Since the models were estimated in preference space, the ratio between the COO intercepts (ASCs) and the absolute value of the price coefficient represents the WTP for buying each of the differently labelled products, compared to not buying any of the products. Likewise, the ratio between the CET_high coefficient and the absolute value of the price produces the marginal value that this covariate holds. As previously stated, we kept the utility of the No buy option to 0 for interpretation purposes. All the ASCs are positive and significant, meaning that respondents would always derive less utility if not purchasing the product, independently on the label the product holds.

Referring to pasta, the WTP for un unlabeled package of pasta (500 g) can be calculated as 19.762/13.268 = 1.49 €. Following the same reasoning, the WTP for a package of pasta with the Italian label is 1.79 €, with the EU label is 1.64 € and with the Extra-EU label is 1.40 €. The highest marginal WTP for a COO label, compared to an unlabeled package, is held by the Italian label (0.30 €), followed by the EU label (0.15 €), while the Extra-EU label holds a negative marginal WTP (–0.09 €). Hence, the average VOI across the labels is 0.12 €, representing 7.3% of the pasta price.

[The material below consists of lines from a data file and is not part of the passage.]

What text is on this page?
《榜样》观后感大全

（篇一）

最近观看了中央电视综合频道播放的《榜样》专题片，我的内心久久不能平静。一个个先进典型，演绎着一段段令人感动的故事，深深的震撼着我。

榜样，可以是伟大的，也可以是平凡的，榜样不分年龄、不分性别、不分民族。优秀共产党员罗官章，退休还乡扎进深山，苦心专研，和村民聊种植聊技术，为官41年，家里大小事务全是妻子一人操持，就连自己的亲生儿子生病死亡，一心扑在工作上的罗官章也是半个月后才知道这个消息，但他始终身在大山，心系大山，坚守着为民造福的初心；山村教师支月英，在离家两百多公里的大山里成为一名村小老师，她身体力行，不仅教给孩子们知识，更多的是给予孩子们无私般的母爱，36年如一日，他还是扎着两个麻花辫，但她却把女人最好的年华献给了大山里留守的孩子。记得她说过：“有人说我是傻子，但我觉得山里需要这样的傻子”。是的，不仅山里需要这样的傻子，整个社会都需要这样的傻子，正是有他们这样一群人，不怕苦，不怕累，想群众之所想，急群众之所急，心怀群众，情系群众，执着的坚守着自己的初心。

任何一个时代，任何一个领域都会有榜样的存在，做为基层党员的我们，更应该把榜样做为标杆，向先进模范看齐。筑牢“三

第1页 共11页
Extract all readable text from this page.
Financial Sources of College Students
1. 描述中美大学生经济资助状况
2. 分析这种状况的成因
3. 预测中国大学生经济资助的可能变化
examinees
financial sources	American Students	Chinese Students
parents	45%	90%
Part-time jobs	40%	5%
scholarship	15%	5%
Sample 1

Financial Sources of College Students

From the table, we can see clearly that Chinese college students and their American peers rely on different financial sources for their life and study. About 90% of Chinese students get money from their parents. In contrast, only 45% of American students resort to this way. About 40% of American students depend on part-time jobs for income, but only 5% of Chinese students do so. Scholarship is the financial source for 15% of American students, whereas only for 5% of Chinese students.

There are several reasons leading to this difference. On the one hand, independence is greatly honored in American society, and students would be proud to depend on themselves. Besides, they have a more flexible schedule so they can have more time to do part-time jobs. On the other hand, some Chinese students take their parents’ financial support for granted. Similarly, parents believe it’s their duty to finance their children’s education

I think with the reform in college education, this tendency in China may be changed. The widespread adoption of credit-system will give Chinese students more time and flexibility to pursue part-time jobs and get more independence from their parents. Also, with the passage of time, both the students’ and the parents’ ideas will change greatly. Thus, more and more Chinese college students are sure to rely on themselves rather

Referring to canned peas, the WTP for un unlabeled can of peas (600 g) can be calculated as 12.165/5.287 = 2.30 €. Similarly, the WTP for a can of peas with the Italian label is 3.05 €, with the EU label is 2.61 € and with the Extra-EU label is 2.20 €. As for the pasta case, the highest marginal WTP for a COO label, compared to an unlabeled product, is held by the Italian label (0.75 €), followed by the EU label (0.31 €), while the Extra-EU label holds a negative marginal WTP (–0.10 €). Hence, the average VOI across the labels is 0.32 €, representing 12.3% of the canned peas price.

Ethnocentrism (CET_high) influences the two products differently. In the case of pasta, the WTP for Italian pasta increases significantly (at 5% significance level) by 2.528/13.268 = 0.19 € for highly ethnocentric individuals (+11.5%). Instead, in the canned peas model the shift given by the level of ethnocentrism is significant only at 10% significance level for the Extra-EU coefficient and for the unlabeled option.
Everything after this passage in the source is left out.